Türkiye Kadın Dernekleri Federasyonu Başkanı Canan Güllü, 19 Nisan 2025 tarihinde Resmî Gazete’de yayımlanan ve sezaryen doğumlara sınırlama getiren yeni yönetmeliğe sert tepki gösterdi. Güllü, söz konusu düzenlemenin kadınların doğum tercihlerini rıza dışı biçimde engellediğini belirterek, bu müdahalenin kadın bedenine yönelik ideolojik bir yaklaşım olduğunu savundu. Federasyonun, yönetmeliğin iptali için yargı yoluna başvuracağı da kamuoyuna duyuruldu.
Güllü açıklamasında, yönetmeliğin hem Türkiye Anayasası’nın 17. maddesine hem de Avrupa İnsan Hakları Sözleşmesi, Kadına Karşı Her Türlü Ayrımcılığın Önlenmesi Sözleşmesi (CEDAW) ve İstanbul Sözleşmesi gibi uluslararası hukuk metinlerine açıkça aykırı olduğunu dile getirdi. “Kadınların doğum biçimi tercihine müdahale etmek, hem vücut dokunulmazlığına hem de sağlık hakkına saldırıdır” ifadelerini kullanan Güllü, devletin görevinin kadın bedenine vesayet kurmak değil, kadın haklarını tanımak ve korumak olduğunu vurguladı.

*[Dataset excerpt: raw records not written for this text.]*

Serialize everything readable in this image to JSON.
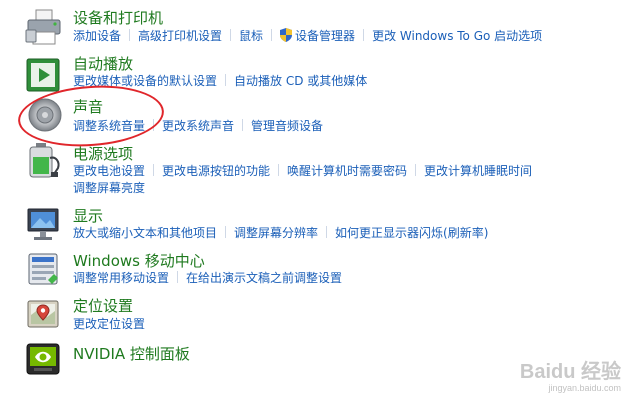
{
  "rows": {
    "devices": {
      "title": "设备和打印机",
      "links": [
        "添加设备",
        "高级打印机设置",
        "鼠标",
        "设备管理器",
        "更改 Windows To Go 启动选项"
      ]
    },
    "autoplay": {
      "title": "自动播放",
      "links": [
        "更改媒体或设备的默认设置",
        "自动播放 CD 或其他媒体"
      ]
    },
    "sound": {
      "title": "声音",
      "links": [
        "调整系统音量",
        "更改系统声音",
        "管理音频设备"
      ]
    },
    "power": {
      "title": "电源选项",
      "links": [
        "更改电池设置",
        "更改电源按钮的功能",
        "唤醒计算机时需要密码",
        "更改计算机睡眠时间",
        "调整屏幕亮度"
      ]
    },
    "display": {
      "title": "显示",
      "links": [
        "放大或缩小文本和其他项目",
        "调整屏幕分辨率",
        "如何更正显示器闪烁(刷新率)"
      ]
    },
    "mobility": {
      "title": "Windows 移动中心",
      "links": [
        "调整常用移动设置",
        "在给出演示文稿之前调整设置"
      ]
    },
    "location": {
      "title": "定位设置",
      "links": [
        "更改定位设置"
      ]
    },
    "nvidia": {
      "title": "NVIDIA 控制面板"
    }
  },
  "watermark": {
    "brand": "Baidu 经验",
    "url": "jingyan.baidu.com"
  },
  "colors": {
    "title_green": "#1f7a1f",
    "link_blue": "#1b5fb8",
    "annotation_red": "#e0262b"
  },
  "icons": {
    "devices": "printer-icon",
    "autoplay": "autoplay-icon",
    "sound": "speaker-icon",
    "power": "battery-icon",
    "display": "monitor-icon",
    "mobility": "mobility-center-icon",
    "location": "location-icon",
    "nvidia": "nvidia-icon"
  }
}
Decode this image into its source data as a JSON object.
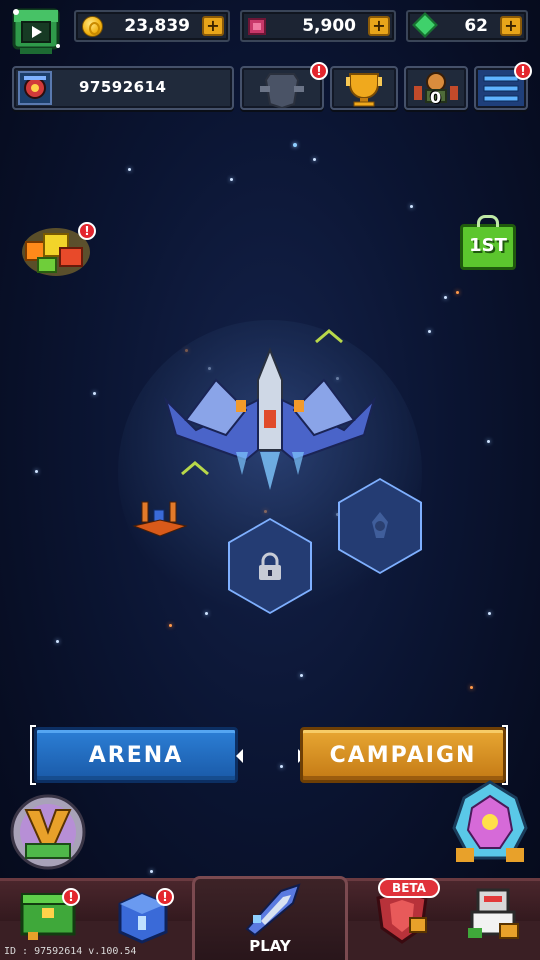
{
  "resources": {
    "coins": "23,839",
    "tickets": "5,900",
    "gems": "62",
    "plus": "+"
  },
  "player": {
    "id": "97592614"
  },
  "badges": {
    "alert": "!",
    "pass_count": "0"
  },
  "rewards": {
    "first_pack_label": "1ST"
  },
  "modes": {
    "arena": "ARENA",
    "campaign": "CAMPAIGN"
  },
  "nav": {
    "play": "PLAY",
    "beta": "BETA"
  },
  "footer": {
    "version": "ID : 97592614 v.100.54"
  },
  "colors": {
    "arena_blue": "#2c7fd6",
    "campaign_orange": "#e8a733",
    "badge_red": "#e3262e",
    "background": "#0b1533"
  }
}
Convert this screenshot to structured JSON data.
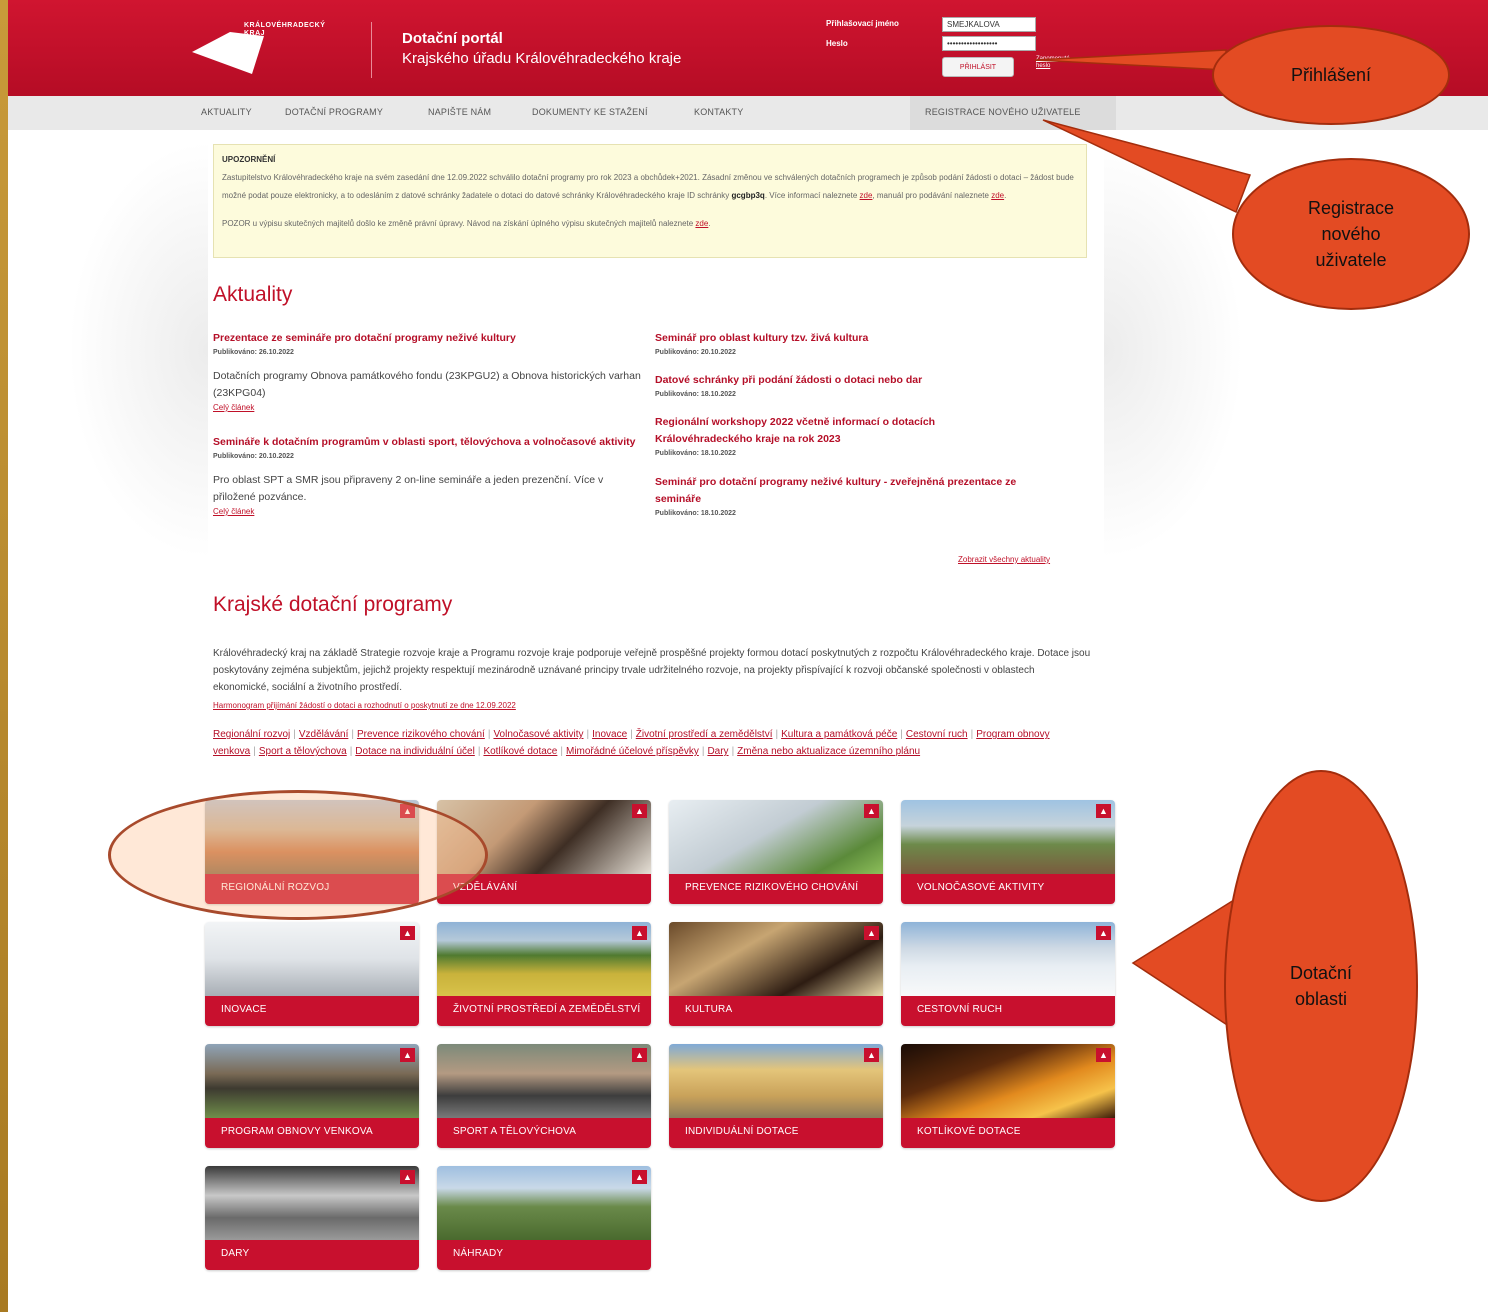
{
  "header": {
    "logo_text_1": "KRÁLOVÉHRADECKÝ",
    "logo_text_2": "KRAJ",
    "portal_title": "Dotační portál",
    "portal_subtitle": "Krajského úřadu Královéhradeckého kraje",
    "login_user_label": "Přihlašovací jméno",
    "login_pass_label": "Heslo",
    "login_user_value": "SMEJKALOVA",
    "login_pass_value": "••••••••••••••••••",
    "login_button": "PŘIHLÁSIT",
    "forgot_link": "Zapomenuté heslo"
  },
  "nav": {
    "items": [
      "AKTUALITY",
      "DOTAČNÍ PROGRAMY",
      "NAPIŠTE NÁM",
      "DOKUMENTY KE STAŽENÍ",
      "KONTAKTY"
    ],
    "register": "REGISTRACE NOVÉHO UŽIVATELE"
  },
  "notice": {
    "title": "UPOZORNĚNÍ",
    "p1_a": "Zastupitelstvo Královéhradeckého kraje na svém zasedání dne 12.09.2022 schválilo dotační programy pro rok 2023 a obchůdek+2021. Zásadní změnou ve schválených dotačních programech je způsob podání žádosti o dotaci – žádost bude možné podat pouze elektronicky, a to odesláním z datové schránky žadatele o dotaci do datové schránky Královéhradeckého kraje ID schránky ",
    "p1_id": "gcgbp3q",
    "p1_b": ". Více informací naleznete ",
    "p1_link1": "zde",
    "p1_c": ", manuál pro podávání naleznete ",
    "p1_link2": "zde",
    "p1_d": ".",
    "p2_a": "POZOR u výpisu skutečných majitelů došlo ke změně právní úpravy. Návod na získání úplného výpisu skutečných majitelů naleznete ",
    "p2_link": "zde",
    "p2_b": "."
  },
  "news": {
    "heading": "Aktuality",
    "left": [
      {
        "title": "Prezentace ze semináře pro dotační programy neživé kultury",
        "published": "Publikováno: 26.10.2022",
        "perex": "Dotačních programy Obnova památkového fondu (23KPGU2) a Obnova historických varhan (23KPG04)",
        "more": "Celý článek"
      },
      {
        "title": "Semináře k dotačním programům v oblasti sport, tělovýchova a volnočasové aktivity",
        "published": "Publikováno: 20.10.2022",
        "perex": "Pro oblast SPT a SMR jsou připraveny 2 on-line semináře a jeden prezenční. Více v přiložené pozvánce.",
        "more": "Celý článek"
      }
    ],
    "right": [
      {
        "title": "Seminář pro oblast kultury tzv. živá kultura",
        "published": "Publikováno: 20.10.2022"
      },
      {
        "title": "Datové schránky při podání žádosti o dotaci nebo dar",
        "published": "Publikováno: 18.10.2022"
      },
      {
        "title": "Regionální workshopy 2022 včetně informací o dotacích Královéhradeckého kraje na rok 2023",
        "published": "Publikováno: 18.10.2022"
      },
      {
        "title": "Seminář pro dotační programy neživé kultury - zveřejněná prezentace ze semináře",
        "published": "Publikováno: 18.10.2022"
      }
    ],
    "all_link": "Zobrazit všechny aktuality"
  },
  "programs": {
    "heading": "Krajské dotační programy",
    "text": "Královéhradecký kraj na základě Strategie rozvoje kraje a Programu rozvoje kraje podporuje veřejně prospěšné projekty formou dotací poskytnutých z rozpočtu Královéhradeckého kraje. Dotace jsou poskytovány zejména subjektům, jejichž projekty respektují mezinárodně uznávané principy trvale udržitelného rozvoje, na projekty přispívající k rozvoji občanské společnosti v oblastech ekonomické, sociální a životního prostředí.",
    "harmonogram": "Harmonogram přijímání žádostí o dotaci a rozhodnutí o poskytnutí ze dne 12.09.2022",
    "links": [
      "Regionální rozvoj",
      "Vzdělávání",
      "Prevence rizikového chování",
      "Volnočasové aktivity",
      "Inovace",
      "Životní prostředí a zemědělství",
      "Kultura a památková péče",
      "Cestovní ruch",
      "Program obnovy venkova",
      "Sport a tělovýchova",
      "Dotace na individuální účel",
      "Kotlíkové dotace",
      "Mimořádné účelové příspěvky",
      "Dary",
      "Změna nebo aktualizace územního plánu"
    ],
    "tiles": [
      "REGIONÁLNÍ ROZVOJ",
      "VZDĚLÁVÁNÍ",
      "PREVENCE RIZIKOVÉHO CHOVÁNÍ",
      "VOLNOČASOVÉ AKTIVITY",
      "INOVACE",
      "ŽIVOTNÍ PROSTŘEDÍ A ZEMĚDĚLSTVÍ",
      "KULTURA",
      "CESTOVNÍ RUCH",
      "PROGRAM OBNOVY VENKOVA",
      "SPORT A TĚLOVÝCHOVA",
      "INDIVIDUÁLNÍ DOTACE",
      "KOTLÍKOVÉ DOTACE",
      "DARY",
      "NÁHRADY"
    ]
  },
  "annotations": {
    "login": "Přihlášení",
    "register": "Registrace nového uživatele",
    "areas": "Dotační oblasti"
  },
  "colors": {
    "brand_red": "#c8102e",
    "callout_orange": "#e34b23",
    "frame_gold": "#c8962e"
  }
}
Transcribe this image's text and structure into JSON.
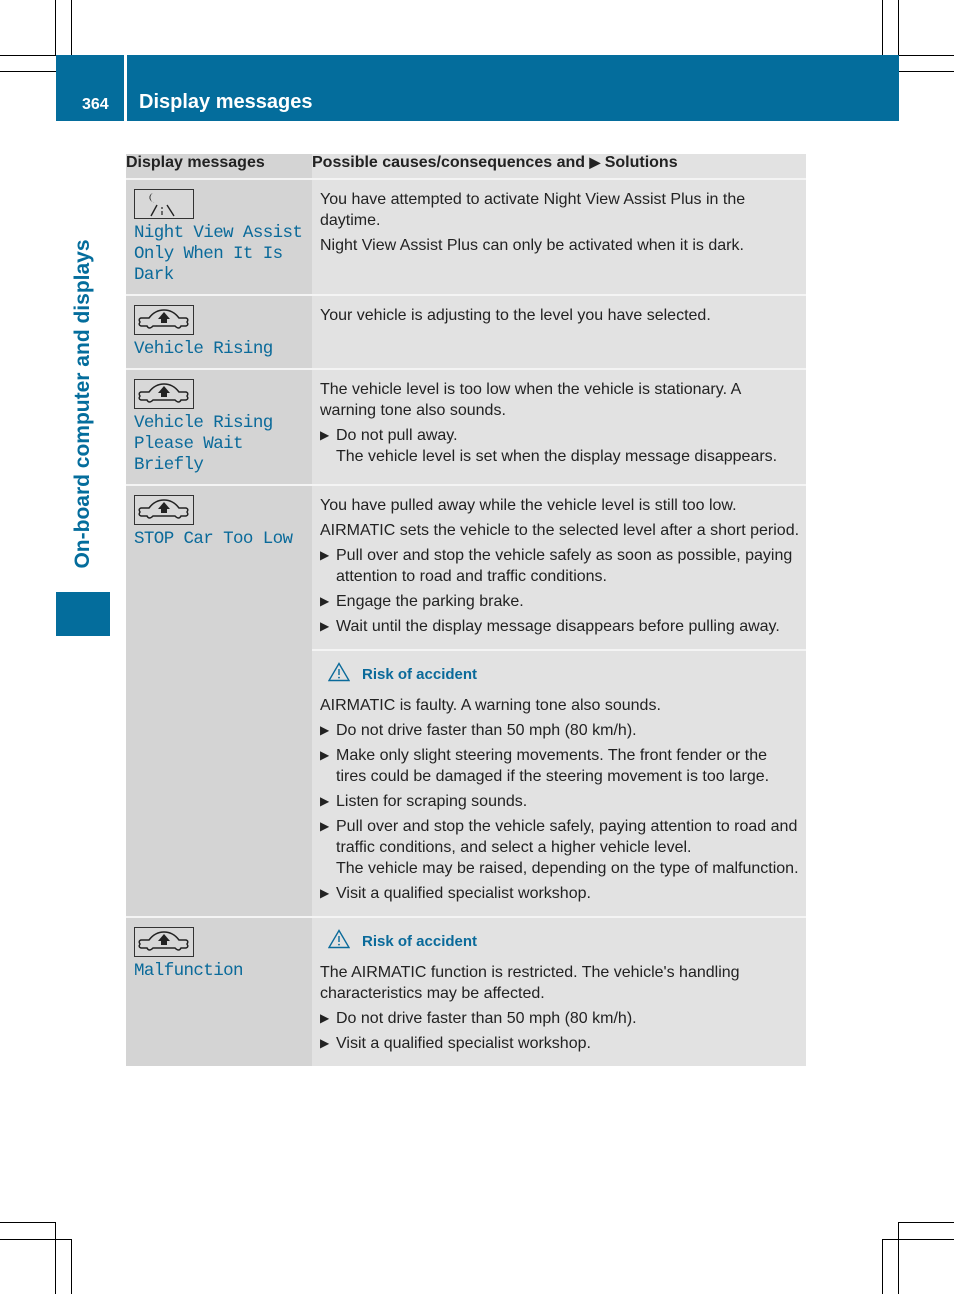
{
  "page": {
    "number": "364",
    "title": "Display messages",
    "side_label": "On-board computer and displays",
    "accent_color": "#046d9c"
  },
  "table": {
    "headers": {
      "col1": "Display messages",
      "col2_prefix": "Possible causes/consequences and",
      "col2_arrow": "▶",
      "col2_suffix": "Solutions"
    },
    "bullet_glyph": "▶",
    "rows": [
      {
        "icon": "night-view-icon",
        "message": "Night View Assist\nOnly When It Is\nDark",
        "paragraphs": [
          "You have attempted to activate Night View Assist Plus in the daytime.",
          "Night View Assist Plus can only be activated when it is dark."
        ]
      },
      {
        "icon": "vehicle-level-icon",
        "message": "Vehicle Rising",
        "paragraphs": [
          "Your vehicle is adjusting to the level you have selected."
        ]
      },
      {
        "icon": "vehicle-level-icon",
        "message": "Vehicle Rising\nPlease Wait Briefly",
        "paragraphs": [
          "The vehicle level is too low when the vehicle is stationary. A warning tone also sounds."
        ],
        "bullets": [
          {
            "text": "Do not pull away.",
            "note": "The vehicle level is set when the display message disappears."
          }
        ]
      },
      {
        "icon": "vehicle-level-icon",
        "message": "STOP Car Too Low",
        "paragraphs": [
          "You have pulled away while the vehicle level is still too low.",
          "AIRMATIC sets the vehicle to the selected level after a short period."
        ],
        "bullets": [
          {
            "text": "Pull over and stop the vehicle safely as soon as possible, paying attention to road and traffic conditions."
          },
          {
            "text": "Engage the parking brake."
          },
          {
            "text": "Wait until the display message disappears before pulling away."
          }
        ],
        "warning": {
          "label": "Risk of accident",
          "paragraphs": [
            "AIRMATIC is faulty. A warning tone also sounds."
          ],
          "bullets": [
            {
              "text": "Do not drive faster than 50 mph (80 km/h)."
            },
            {
              "text": "Make only slight steering movements. The front fender or the tires could be damaged if the steering movement is too large."
            },
            {
              "text": "Listen for scraping sounds."
            },
            {
              "text": "Pull over and stop the vehicle safely, paying attention to road and traffic conditions, and select a higher vehicle level.",
              "note": "The vehicle may be raised, depending on the type of malfunction."
            },
            {
              "text": "Visit a qualified specialist workshop."
            }
          ]
        }
      },
      {
        "icon": "vehicle-level-icon",
        "message": "Malfunction",
        "warning_label": "Risk of accident",
        "paragraphs": [
          "The AIRMATIC function is restricted. The vehicle's handling characteristics may be affected."
        ],
        "bullets": [
          {
            "text": "Do not drive faster than 50 mph (80 km/h)."
          },
          {
            "text": "Visit a qualified specialist workshop."
          }
        ]
      }
    ]
  }
}
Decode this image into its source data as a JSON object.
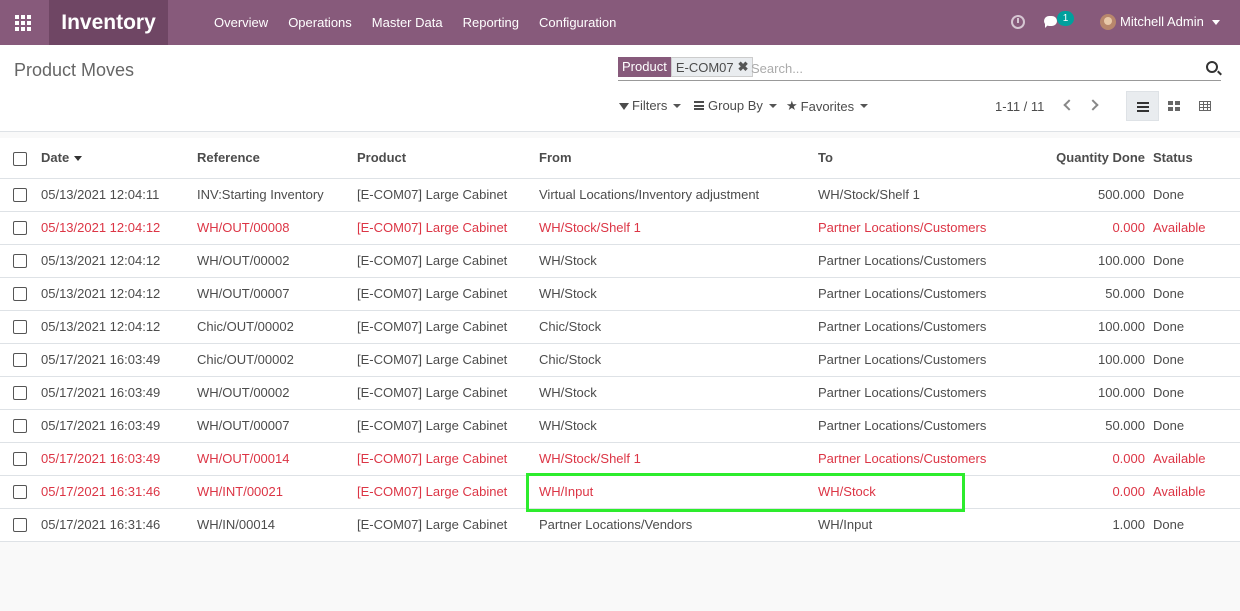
{
  "topbar": {
    "app_title": "Inventory",
    "menu": [
      "Overview",
      "Operations",
      "Master Data",
      "Reporting",
      "Configuration"
    ],
    "chat_badge": "1",
    "user_name": "Mitchell Admin"
  },
  "control": {
    "page_title": "Product Moves",
    "facet_label": "Product",
    "facet_value": "E-COM07",
    "search_placeholder": "Search...",
    "filters_label": "Filters",
    "groupby_label": "Group By",
    "favorites_label": "Favorites",
    "pager": "1-11 / 11"
  },
  "table": {
    "headers": [
      "Date",
      "Reference",
      "Product",
      "From",
      "To",
      "Quantity Done",
      "Status"
    ],
    "rows": [
      {
        "date": "05/13/2021 12:04:11",
        "reference": "INV:Starting Inventory",
        "product": "[E-COM07] Large Cabinet",
        "from": "Virtual Locations/Inventory adjustment",
        "to": "WH/Stock/Shelf 1",
        "qty": "500.000",
        "status": "Done",
        "red": false
      },
      {
        "date": "05/13/2021 12:04:12",
        "reference": "WH/OUT/00008",
        "product": "[E-COM07] Large Cabinet",
        "from": "WH/Stock/Shelf 1",
        "to": "Partner Locations/Customers",
        "qty": "0.000",
        "status": "Available",
        "red": true
      },
      {
        "date": "05/13/2021 12:04:12",
        "reference": "WH/OUT/00002",
        "product": "[E-COM07] Large Cabinet",
        "from": "WH/Stock",
        "to": "Partner Locations/Customers",
        "qty": "100.000",
        "status": "Done",
        "red": false
      },
      {
        "date": "05/13/2021 12:04:12",
        "reference": "WH/OUT/00007",
        "product": "[E-COM07] Large Cabinet",
        "from": "WH/Stock",
        "to": "Partner Locations/Customers",
        "qty": "50.000",
        "status": "Done",
        "red": false
      },
      {
        "date": "05/13/2021 12:04:12",
        "reference": "Chic/OUT/00002",
        "product": "[E-COM07] Large Cabinet",
        "from": "Chic/Stock",
        "to": "Partner Locations/Customers",
        "qty": "100.000",
        "status": "Done",
        "red": false
      },
      {
        "date": "05/17/2021 16:03:49",
        "reference": "Chic/OUT/00002",
        "product": "[E-COM07] Large Cabinet",
        "from": "Chic/Stock",
        "to": "Partner Locations/Customers",
        "qty": "100.000",
        "status": "Done",
        "red": false
      },
      {
        "date": "05/17/2021 16:03:49",
        "reference": "WH/OUT/00002",
        "product": "[E-COM07] Large Cabinet",
        "from": "WH/Stock",
        "to": "Partner Locations/Customers",
        "qty": "100.000",
        "status": "Done",
        "red": false
      },
      {
        "date": "05/17/2021 16:03:49",
        "reference": "WH/OUT/00007",
        "product": "[E-COM07] Large Cabinet",
        "from": "WH/Stock",
        "to": "Partner Locations/Customers",
        "qty": "50.000",
        "status": "Done",
        "red": false
      },
      {
        "date": "05/17/2021 16:03:49",
        "reference": "WH/OUT/00014",
        "product": "[E-COM07] Large Cabinet",
        "from": "WH/Stock/Shelf 1",
        "to": "Partner Locations/Customers",
        "qty": "0.000",
        "status": "Available",
        "red": true
      },
      {
        "date": "05/17/2021 16:31:46",
        "reference": "WH/INT/00021",
        "product": "[E-COM07] Large Cabinet",
        "from": "WH/Input",
        "to": "WH/Stock",
        "qty": "0.000",
        "status": "Available",
        "red": true
      },
      {
        "date": "05/17/2021 16:31:46",
        "reference": "WH/IN/00014",
        "product": "[E-COM07] Large Cabinet",
        "from": "Partner Locations/Vendors",
        "to": "WH/Input",
        "qty": "1.000",
        "status": "Done",
        "red": false
      }
    ]
  },
  "colors": {
    "brand": "#875a7b",
    "brand_dark": "#6f4664",
    "alert_red": "#dc3545",
    "highlight_green": "#2dec2d",
    "badge_teal": "#00a09d"
  }
}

“Kadını Sadece Annelikle Tanımlayan Anlayışın Ürünü”
Yeni düzenlemeyi “kadını sadece anneliğe indirgeyen ataerkil anlayışın yasal kılıfı” olarak nitelendiren Güllü, “Zorla annelik, zorla doğum dayatmasını kabul etmiyoruz. Kadınların doğumu nasıl yapacaklarına yalnızca kadınlar karar verir. Ne doktorlar, ne siyasetçiler, ne de devlet bu karara ortak olamaz” dedi.
“Ülkenin Gerçek Sorunları Görmezden Geliniyor”
Yönetmeliğin, ekonomik sıkıntıların, kadın yoksulluğunun, çocuk işçiliğinin, kadına yönelik şiddetin ve barınma krizinin derinleştiği bir dönemde yürürlüğe konulduğuna dikkat çeken Güllü, bu tercihin politik bir niyet taşıdığını dile getirdi. “Ülkenin gerçek sorunlarını görmezden gelen iktidar, kadınların bedenleri üzerinde denetim kurmak istiyor. Yeter artık, çıkın yatak odamızdan” diyerek tepkisini dile getirdi.
Yargı Süreci Başlatılıyor
Türkiye Kadın Dernekleri Federasyonu’nun, yönetmeliğin iptali için dava açacağı da açıklanırken, Güllü, hukuk mücadelesinin toplumsal destekle daha güçlü olacağını belirtti. Kadın hakları savunucuları ve sivil toplum kuruluşlarına çağrıda bulunan Güllü, bu sürecin yalnızca bir hukuki mücadele değil, aynı zamanda kadınların yaşam hakkı ve özgürlüğü için verilen bir direniş olduğunu ifade etti.